Et si le discours actuel sur la valeur travail n’avait pas grand sens ?
Je reprends volontairement le titre d’un excellent article de Robert Branche paru le 12 Janvier. Je lui demande de bien vouloir me pardonner cet emprunt. N’y voyez pas une quelconque paresse de ma part mais plutôt la volonté d’enrichir le débat ouvert le 12 Janvier en abordant le sujet sous un autre angle, celui du travailleur salarié.
La formule simpliste de Nicolas Sarkozy, "travailler plus pour gagner plus", malgré les apparences, n’a absolument aucun sens. Sinon qu’elle est stupide. Au mieux de la rhétorique de colporteur. Primo, c’est un marché de dupe car la quantité de travail ne se décrète pas. Elle dépend essentiellement de la demande ; jamais de la volonté du salarié qui ne peut que subir les aléas du marché. Deuxio, cette formule est réductrice car elle ne concerne que l’aspect financier du travail : le travail ne serait que le moyen de gagner l’argent nécessaire à la satisfaction de ses besoins matériels. Or il s’avère que les attentes des individus sont multiples et qu’elles ne se limitent pas à un bulletin de salaire.

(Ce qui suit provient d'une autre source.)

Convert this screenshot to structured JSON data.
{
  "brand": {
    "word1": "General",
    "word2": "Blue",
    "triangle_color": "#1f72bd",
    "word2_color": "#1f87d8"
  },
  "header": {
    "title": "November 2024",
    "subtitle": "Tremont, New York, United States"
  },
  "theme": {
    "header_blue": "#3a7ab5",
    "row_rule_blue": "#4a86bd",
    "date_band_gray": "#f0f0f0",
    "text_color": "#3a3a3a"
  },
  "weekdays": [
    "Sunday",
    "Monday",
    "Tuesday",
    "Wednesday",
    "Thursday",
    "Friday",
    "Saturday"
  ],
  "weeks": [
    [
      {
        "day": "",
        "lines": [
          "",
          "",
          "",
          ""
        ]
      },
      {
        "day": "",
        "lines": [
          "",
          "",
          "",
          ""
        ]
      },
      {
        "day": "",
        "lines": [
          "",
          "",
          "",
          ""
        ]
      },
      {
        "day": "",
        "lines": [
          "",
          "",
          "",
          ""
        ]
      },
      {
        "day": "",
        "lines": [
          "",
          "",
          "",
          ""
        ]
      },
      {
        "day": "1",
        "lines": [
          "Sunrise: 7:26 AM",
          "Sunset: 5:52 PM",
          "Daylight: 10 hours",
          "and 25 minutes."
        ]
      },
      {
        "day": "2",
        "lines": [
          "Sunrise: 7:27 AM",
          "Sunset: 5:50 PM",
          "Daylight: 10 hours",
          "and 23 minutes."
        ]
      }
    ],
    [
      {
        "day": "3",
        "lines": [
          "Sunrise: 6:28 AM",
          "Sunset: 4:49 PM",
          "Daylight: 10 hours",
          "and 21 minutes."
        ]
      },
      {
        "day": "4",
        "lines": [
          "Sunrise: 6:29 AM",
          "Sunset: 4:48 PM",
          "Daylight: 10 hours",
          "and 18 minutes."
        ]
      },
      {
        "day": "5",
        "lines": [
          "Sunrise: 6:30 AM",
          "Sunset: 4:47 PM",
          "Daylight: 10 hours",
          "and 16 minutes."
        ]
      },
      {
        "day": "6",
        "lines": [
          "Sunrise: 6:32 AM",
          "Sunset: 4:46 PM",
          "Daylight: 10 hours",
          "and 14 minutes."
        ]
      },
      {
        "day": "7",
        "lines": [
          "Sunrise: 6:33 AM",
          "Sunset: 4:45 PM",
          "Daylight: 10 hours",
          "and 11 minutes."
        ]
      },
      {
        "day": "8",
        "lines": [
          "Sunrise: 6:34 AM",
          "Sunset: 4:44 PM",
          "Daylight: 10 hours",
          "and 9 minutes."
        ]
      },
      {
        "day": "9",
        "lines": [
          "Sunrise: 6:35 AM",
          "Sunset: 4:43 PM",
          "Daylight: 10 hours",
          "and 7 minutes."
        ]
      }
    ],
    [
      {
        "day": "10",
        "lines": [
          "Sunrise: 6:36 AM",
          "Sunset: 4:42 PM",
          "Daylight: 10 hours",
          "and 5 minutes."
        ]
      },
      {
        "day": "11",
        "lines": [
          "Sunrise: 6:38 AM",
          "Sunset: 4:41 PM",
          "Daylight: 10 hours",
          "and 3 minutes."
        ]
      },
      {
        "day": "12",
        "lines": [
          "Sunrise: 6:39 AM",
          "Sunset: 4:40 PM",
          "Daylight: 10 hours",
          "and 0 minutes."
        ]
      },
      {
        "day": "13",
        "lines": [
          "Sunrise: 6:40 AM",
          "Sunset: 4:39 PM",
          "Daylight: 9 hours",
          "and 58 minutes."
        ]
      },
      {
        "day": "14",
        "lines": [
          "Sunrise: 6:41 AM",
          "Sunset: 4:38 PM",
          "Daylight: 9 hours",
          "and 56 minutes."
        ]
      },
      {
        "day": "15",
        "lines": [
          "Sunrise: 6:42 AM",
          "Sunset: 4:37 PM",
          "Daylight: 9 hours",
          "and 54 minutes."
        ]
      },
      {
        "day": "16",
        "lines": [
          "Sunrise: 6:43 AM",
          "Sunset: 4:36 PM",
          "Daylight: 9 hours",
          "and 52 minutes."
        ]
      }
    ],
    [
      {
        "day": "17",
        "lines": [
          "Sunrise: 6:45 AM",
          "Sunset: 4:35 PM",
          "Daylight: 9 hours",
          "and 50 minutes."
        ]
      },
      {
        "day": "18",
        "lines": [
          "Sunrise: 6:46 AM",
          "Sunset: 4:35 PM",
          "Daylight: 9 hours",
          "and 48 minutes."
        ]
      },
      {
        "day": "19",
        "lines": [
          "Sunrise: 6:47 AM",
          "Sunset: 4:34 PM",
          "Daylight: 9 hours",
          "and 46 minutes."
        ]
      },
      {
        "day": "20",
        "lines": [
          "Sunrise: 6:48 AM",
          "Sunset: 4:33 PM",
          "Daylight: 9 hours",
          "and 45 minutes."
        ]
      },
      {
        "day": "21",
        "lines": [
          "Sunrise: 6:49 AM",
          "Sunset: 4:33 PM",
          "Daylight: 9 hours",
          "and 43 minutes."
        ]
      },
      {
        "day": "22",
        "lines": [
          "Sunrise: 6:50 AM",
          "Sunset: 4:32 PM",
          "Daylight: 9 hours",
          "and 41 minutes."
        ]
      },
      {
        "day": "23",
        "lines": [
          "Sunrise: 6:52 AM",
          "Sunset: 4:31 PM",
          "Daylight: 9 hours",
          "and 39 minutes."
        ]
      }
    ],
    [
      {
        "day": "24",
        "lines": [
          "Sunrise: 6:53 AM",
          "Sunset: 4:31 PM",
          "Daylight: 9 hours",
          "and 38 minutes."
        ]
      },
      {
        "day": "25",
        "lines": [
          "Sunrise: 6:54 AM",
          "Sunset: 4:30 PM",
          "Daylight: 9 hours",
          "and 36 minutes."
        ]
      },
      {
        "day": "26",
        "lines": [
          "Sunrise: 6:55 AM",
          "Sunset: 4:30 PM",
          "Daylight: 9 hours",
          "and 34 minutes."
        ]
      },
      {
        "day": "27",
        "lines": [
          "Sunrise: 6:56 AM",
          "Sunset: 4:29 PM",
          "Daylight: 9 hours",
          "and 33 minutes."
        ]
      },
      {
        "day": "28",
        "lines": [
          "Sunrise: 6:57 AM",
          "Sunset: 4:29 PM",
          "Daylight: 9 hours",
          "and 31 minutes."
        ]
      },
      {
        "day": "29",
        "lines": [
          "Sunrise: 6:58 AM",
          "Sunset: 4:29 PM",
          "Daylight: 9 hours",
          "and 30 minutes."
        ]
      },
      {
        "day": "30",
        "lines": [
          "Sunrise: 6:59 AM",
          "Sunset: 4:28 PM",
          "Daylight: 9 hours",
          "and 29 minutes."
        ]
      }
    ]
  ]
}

De nombreuses études ont démontré en effet que si l’argent faisait partie intégrante des motivations, çà n’était pas là l’essentiel. De puissantes aspirations expliquaient bien mieux l’intérêt des individus pour le travail. Maslow mais surtout Herzberg ont démontré que la motivation résulte du travail en lui-même. Dans le classement des critères de motivation établi par Herzberg, l’accomplissement de soi, la reconnaissance, l’intérêt de l’activité et la notion d’appartenance à une communauté partageant les mêmes valeurs arrivent en tête. La rémunération arrive en 7ème position sur douze critères considérés. Les critères d’épanouissement personnel étant plébiscités on peut en déduire que le travail contribue à donner un sens à sa vie. Sauf au pays "merveilleux" du temps partiel et des salaires de misère.
Car il faut bien admettre que cette approche à du plomb dans l’aile et qu’elle n’intéresse plus qu’une infime partie des salariés. Non qu’elle soit erronée mais parce que le salarié désormais précaire ne constitue plus qu’un mouchoir jetable après utilisation, variable d’ajustement sous menace permanente.
Il vit sous le diktat du résultat immédiat ou dans l’angoisse de perdre son boulot. Surtout, de ne pas en retrouver. Il est donc sous stress permanent (phénomène de burn-out). Les facteurs qui permettaient au salarié d’exister en tant qu’homme, accomplissement et reconnaissance, n’ont plus pour lui qu’une signification abstraite car il est dans la survie.
La notion d’appartenance à une communauté partageant les mêmes valeurs devient ésotérique en l’absence de réciprocité. En cas de difficultés, les valeurs, si tant est qu’elles existent, sont bien vite enterrées et le salarié sacrifié sans hésiter sur l’autel de la valeur suprême, le profit. Il avait pourtant donné le meilleur de lui-même, ses compétences et son "esprit d’entreprise" étaient unanimement reconnus. On lui avait dit que s’il se défonçait...Il y croyait dur comme fer. Il s’aperçoit que c’est du baratin ! Ayant perdu ses repères et ses croyances le salarié devient, sur le plan des aspirations personnelles, objet inanimé. La confiance en soi, qualité vitale, disparaît.
Le travail et toutes ses composantes (la formation, la promotion, les relations sociales...) étaient un maillon essentiel dans la construction d’un individu. C’est aujourd’hui un élément de contrainte, de destruction et d’exclusion pour des milliers de salariés. La valeur travail a perdu tout son sens en tant que facteur d’intégration et d’épanouissement.
Je reste néanmoins optimiste car le contexte actuel, aussi dramatique soit-il pour des millions de gens, peut constituer une réelle opportunité. Nous sommes au bout du processus qui nous a conduit à la surproduction, à la surconsommation et à l’épuisement ou à l’altération des ressources naturelles. Nous prenons enfin conscience que si nous continuons cette orgie la planète sera endommagée de façon irréversible avec des conséquences que nous n’imaginons même pas.
Les notions de production et de consommation doivent être remises à leurs places. Ca n’est pas une fin en soi. Le partage des richesses doit être considérablement corrigé. La contribution de l’homme, notamment la notion de travail, doit être réinventée. Cette "renaissance" redonnera alors un vrai sens à la vie. Sinon nous sombrerons.